Per poter imporre questa invasiva mutazione il capitale deve precedentemente modificare le condizioni sociali entro cui la prestazione di tempo di lavoro avviene. E questo avviene attraverso la progressiva dissoluzione, o perlomeno marginalizzazione della forma salariale del rapporto di lavoro. Quando si realizza la deregolazione del lavoro, e il salario viene sostituito da premi come la sospensione dell’angoscia, la rassicurazione, o la promessa, o l’opportunità di socializzazione, si creano le condizioni perché il lavoratore possa (anzi debba obbligatoriamente) sentirsi e gestirsi come imprenditore. La prima mossa della deregulation che conduce alla precarietà è infatti quella di modificare la figura del lavoratore in figura di free agent, libero imprenditore di se stesso. Questa imprenditorializzazione contribuisce a rescindere il rapporto di solidarietà tra lavoratori perché ciascuno imprende per se stesso e deve rendere conto al mercato individualmente. In secondo luogo questo obbligo a essere imprenditori di se stessi crea le condizioni per l’umiliazione del lavoratore. Questa umiliazione è intrinseca al doppio legame fondamentale che il neoliberismo produce nella sfera psichica della società.

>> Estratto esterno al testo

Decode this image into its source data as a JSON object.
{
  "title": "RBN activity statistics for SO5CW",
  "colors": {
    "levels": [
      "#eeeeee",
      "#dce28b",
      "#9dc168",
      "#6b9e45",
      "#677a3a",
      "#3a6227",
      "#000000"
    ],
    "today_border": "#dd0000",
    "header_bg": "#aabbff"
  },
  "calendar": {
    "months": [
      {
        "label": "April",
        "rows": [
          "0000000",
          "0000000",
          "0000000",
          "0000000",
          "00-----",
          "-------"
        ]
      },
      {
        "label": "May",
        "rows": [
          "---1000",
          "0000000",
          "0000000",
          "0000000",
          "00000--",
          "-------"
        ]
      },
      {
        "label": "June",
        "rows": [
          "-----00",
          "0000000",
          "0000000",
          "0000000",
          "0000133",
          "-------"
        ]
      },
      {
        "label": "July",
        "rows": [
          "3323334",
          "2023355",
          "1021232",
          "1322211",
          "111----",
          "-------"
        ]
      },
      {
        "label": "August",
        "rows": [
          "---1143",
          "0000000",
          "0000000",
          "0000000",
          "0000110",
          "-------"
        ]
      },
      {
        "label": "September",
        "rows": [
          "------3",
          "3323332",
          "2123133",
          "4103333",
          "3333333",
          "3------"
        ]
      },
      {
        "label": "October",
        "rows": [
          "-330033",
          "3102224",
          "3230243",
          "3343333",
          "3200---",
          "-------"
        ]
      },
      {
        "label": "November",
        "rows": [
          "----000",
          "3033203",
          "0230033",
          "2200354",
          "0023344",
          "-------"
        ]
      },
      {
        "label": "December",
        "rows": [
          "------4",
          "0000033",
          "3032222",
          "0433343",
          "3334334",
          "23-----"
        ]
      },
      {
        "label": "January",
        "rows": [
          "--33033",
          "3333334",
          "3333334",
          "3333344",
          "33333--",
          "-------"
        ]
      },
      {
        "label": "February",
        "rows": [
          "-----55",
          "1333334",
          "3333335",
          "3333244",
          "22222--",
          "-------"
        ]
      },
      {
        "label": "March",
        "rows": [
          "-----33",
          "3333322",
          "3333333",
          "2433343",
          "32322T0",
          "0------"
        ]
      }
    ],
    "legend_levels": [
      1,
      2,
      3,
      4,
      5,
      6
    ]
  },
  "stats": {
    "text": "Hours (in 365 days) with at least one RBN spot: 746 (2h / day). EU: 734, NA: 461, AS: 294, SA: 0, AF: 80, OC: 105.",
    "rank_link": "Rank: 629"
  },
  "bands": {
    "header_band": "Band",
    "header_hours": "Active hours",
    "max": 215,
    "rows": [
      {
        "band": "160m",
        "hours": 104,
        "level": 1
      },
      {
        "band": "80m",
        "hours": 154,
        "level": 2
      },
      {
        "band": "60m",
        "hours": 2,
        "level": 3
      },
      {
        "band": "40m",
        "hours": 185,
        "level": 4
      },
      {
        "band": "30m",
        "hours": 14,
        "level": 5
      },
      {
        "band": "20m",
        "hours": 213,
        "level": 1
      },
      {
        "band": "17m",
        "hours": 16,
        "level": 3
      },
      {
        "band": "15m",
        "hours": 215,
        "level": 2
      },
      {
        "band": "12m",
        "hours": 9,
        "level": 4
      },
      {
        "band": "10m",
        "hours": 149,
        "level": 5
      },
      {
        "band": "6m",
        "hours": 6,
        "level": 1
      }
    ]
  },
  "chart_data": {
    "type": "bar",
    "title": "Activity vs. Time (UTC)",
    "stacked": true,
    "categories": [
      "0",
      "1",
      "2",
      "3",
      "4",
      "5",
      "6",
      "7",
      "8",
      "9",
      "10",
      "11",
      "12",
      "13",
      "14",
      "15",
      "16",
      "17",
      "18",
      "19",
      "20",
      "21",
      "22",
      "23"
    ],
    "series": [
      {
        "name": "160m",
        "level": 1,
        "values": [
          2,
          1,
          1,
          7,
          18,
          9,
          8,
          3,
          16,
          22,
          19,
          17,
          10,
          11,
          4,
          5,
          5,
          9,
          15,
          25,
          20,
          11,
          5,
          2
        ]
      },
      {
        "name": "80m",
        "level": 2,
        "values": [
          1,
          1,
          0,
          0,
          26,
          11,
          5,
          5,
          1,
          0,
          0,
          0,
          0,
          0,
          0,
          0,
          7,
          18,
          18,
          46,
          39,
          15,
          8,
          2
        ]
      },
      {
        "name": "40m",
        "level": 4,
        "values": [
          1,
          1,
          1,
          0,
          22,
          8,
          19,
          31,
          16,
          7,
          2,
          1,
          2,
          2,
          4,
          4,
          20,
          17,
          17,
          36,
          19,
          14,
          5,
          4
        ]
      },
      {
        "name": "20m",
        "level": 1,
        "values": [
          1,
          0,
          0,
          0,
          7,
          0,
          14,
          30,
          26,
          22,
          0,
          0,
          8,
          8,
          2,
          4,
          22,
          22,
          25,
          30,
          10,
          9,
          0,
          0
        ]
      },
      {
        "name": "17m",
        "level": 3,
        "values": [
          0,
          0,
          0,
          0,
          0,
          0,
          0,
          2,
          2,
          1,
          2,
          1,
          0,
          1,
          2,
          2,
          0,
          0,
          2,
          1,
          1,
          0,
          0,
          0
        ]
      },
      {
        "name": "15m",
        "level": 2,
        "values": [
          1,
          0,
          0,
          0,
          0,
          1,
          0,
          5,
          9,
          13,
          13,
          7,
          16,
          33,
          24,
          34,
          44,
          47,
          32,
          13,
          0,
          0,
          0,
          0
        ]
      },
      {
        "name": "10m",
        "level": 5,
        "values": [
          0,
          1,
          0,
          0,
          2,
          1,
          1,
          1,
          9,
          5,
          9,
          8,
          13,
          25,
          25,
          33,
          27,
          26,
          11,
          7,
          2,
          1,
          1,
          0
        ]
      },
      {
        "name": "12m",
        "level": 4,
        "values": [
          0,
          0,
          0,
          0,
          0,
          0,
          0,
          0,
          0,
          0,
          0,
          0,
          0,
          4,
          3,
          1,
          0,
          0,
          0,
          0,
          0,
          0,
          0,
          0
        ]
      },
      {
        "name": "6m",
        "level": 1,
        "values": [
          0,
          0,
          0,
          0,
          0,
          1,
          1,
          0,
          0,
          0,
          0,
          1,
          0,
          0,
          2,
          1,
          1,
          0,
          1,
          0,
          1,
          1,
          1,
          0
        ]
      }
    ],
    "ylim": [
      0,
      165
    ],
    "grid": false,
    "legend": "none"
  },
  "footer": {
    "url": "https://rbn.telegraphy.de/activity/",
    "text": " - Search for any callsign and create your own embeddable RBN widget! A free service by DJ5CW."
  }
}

Questo doppio legame (nel senso clinico che Bateson attribuisce a questa espressione), questa doppia ingiunzione contraddittoria che genera psicopatia e paralisi psichica viene descritta nel libro con queste parole: “Ecco dunque la doppia ingiunzione dell’imperativo categorico del capitalismo contemporaneo: 1. sii ciò che vuoi, agisci la tua autonomia purché 2. la risultante della tua azione sia traducibile nell’assiomatica del capitale e nelle sue metriche convenzioni in continuo mutamento”.

Questa doppia ingiunzione contraddittoria è la trappola psichica implicita nella deregolazione del rapporto di lavoro, che viene liberato per potersi interamente dedicare alla competizione. Il massimo di libertà coincide allora con il massimo di conformazione alla regola unica della competizione in ogni campo della vita. La frustrazione e l’umiliazione sono dunque conseguenze strutturalmente connesse alla forma del lavoro precario cognitivo.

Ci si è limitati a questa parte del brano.